Le film débute avec l'initiation d'Eiko à l'art des geishas. Elle est toute jeune et à encore toutes ses illusions, elle idéalise fortement la geisha, symbole avant tout de raffinement et d'un art de vivre ancestral. En devenant geisha, elle pense bien sûr s'insérer dans une société qui ne fait que peu de place aux femmes. Sa rencontre avec Miyoharu va être une bénédiction, celle-ci va devenir tour à tour son mentor, une grande sœur protectrice et une mère de substitution. Dans cette partie, Mizoguchi nous montre bien l'endoctrinement que subissent ces jeunes filles, comment on les laisse idéaliser cette fonction en leur disant qu'elles auront autant d'importance que "le théâtre no ou la cérémonie du thé". Être geisha, c'est accéder à un statut social et en même temps incarner un symbole culturel.
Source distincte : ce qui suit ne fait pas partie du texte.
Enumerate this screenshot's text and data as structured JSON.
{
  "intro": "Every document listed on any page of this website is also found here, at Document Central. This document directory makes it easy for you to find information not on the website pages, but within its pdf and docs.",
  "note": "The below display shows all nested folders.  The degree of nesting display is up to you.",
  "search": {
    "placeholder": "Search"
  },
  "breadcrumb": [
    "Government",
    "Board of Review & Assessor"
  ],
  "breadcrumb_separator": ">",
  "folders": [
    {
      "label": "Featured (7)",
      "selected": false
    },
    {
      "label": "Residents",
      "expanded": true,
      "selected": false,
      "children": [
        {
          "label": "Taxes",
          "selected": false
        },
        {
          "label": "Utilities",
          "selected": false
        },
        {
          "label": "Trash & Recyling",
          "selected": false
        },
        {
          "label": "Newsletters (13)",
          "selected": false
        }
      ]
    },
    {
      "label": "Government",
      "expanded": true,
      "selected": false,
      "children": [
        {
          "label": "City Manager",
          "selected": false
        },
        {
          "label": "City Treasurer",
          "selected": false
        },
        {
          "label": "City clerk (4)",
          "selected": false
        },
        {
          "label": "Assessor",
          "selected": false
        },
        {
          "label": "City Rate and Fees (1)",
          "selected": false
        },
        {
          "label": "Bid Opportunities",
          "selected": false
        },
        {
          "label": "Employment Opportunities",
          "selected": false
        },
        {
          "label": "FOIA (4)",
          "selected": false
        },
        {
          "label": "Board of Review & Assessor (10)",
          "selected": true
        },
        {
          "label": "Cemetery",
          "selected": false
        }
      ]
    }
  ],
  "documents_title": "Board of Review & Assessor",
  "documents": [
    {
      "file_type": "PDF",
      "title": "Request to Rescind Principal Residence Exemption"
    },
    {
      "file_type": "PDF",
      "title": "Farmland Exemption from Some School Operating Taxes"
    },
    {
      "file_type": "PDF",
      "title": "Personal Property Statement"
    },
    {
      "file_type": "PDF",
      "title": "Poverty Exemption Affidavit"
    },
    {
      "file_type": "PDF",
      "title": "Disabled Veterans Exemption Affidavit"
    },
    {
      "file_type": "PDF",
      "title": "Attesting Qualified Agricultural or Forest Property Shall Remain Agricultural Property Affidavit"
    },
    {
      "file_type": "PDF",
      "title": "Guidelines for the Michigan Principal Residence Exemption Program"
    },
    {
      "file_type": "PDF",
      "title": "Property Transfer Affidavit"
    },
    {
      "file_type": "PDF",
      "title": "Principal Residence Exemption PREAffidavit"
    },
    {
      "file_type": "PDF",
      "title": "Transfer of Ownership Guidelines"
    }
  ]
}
Du moins c'est le joli discours chanté aux oreilles d'Eiko, la réalité sera beaucoup moins romantique avec ces hommes qui voient en ces jeunes femmes des prostituées de luxe. Pour réussir dans ce milieu, il ne faut pas juste savoir maîtriser la cérémonie du thé ou jouer parfaitement d'instrument de musique, il faut aussi savoir passer à l'horizontale lorsqu'il le faut. Surtout lorsque le client est riche et influent. Cette réalité sordide, Miyoharu la connaît très bien, elle va d'ailleurs essayer d'en préserver Eiko mais celle-ci va finir par la rattraper inexorablement, comme une fatalité à laquelle la femme ne peut échapper. Les Musiciens de Gion, c'est la vie dans toute son injustice qui est dépeinte par le cinéaste, cette vie qui transforme la jeunesse insouciante en personne blasée et désabusée.
Mizoguchi n'y va pas par quatre chemins pour nous montrer le drame que vivent ces jeunes femmes ; les hommes sont montrés possédant le pouvoir et sont caractérisés par les comportements les plus bas et les plus vils qui existent. Fourbes, veules, cupides ou alcooliques, ces messieurs ne semblent posséder aucune qualité et ne semblent pas dignes d'estime pour Mizoguchi. Celui-ci pousse le cynisme à montrer un jeune homme d'affaires, faussement fleur bleue mais fortement intéressé par les plaisirs de la chair. Oh, ce n'est pas très beau tout ça ! Mais surtout le cinéaste frappe les esprits par une mise en scène implacable qui souligne l'emprisonnement croissant d'Eiko en nous faisant passer progressivement des décors paisibles et ensoleillés du début à un enfermement physique entre les murs des habitats, faisant ressortir la pression et l'étouffement de la société. De même, le style très épuré et la durée assez courte du métrage favorisent le potentiel dramatique de l'histoire.
Les Musiciens de Gion n'est peut-être pas le film de Mizoguchi le plus beau ou le plus brillant, mais c'est l'un des plus marquants par sa simplicité et l'efficacité de sa mise en scène. Heureusement derrière cette histoire sombre et amère, l'espoir persiste malgré tout, avec la belle relation entre ces deux femmes, Eiko et Miyoharu, incarnées magnifiquement par Ayako Wakao et Michiyo Kogure.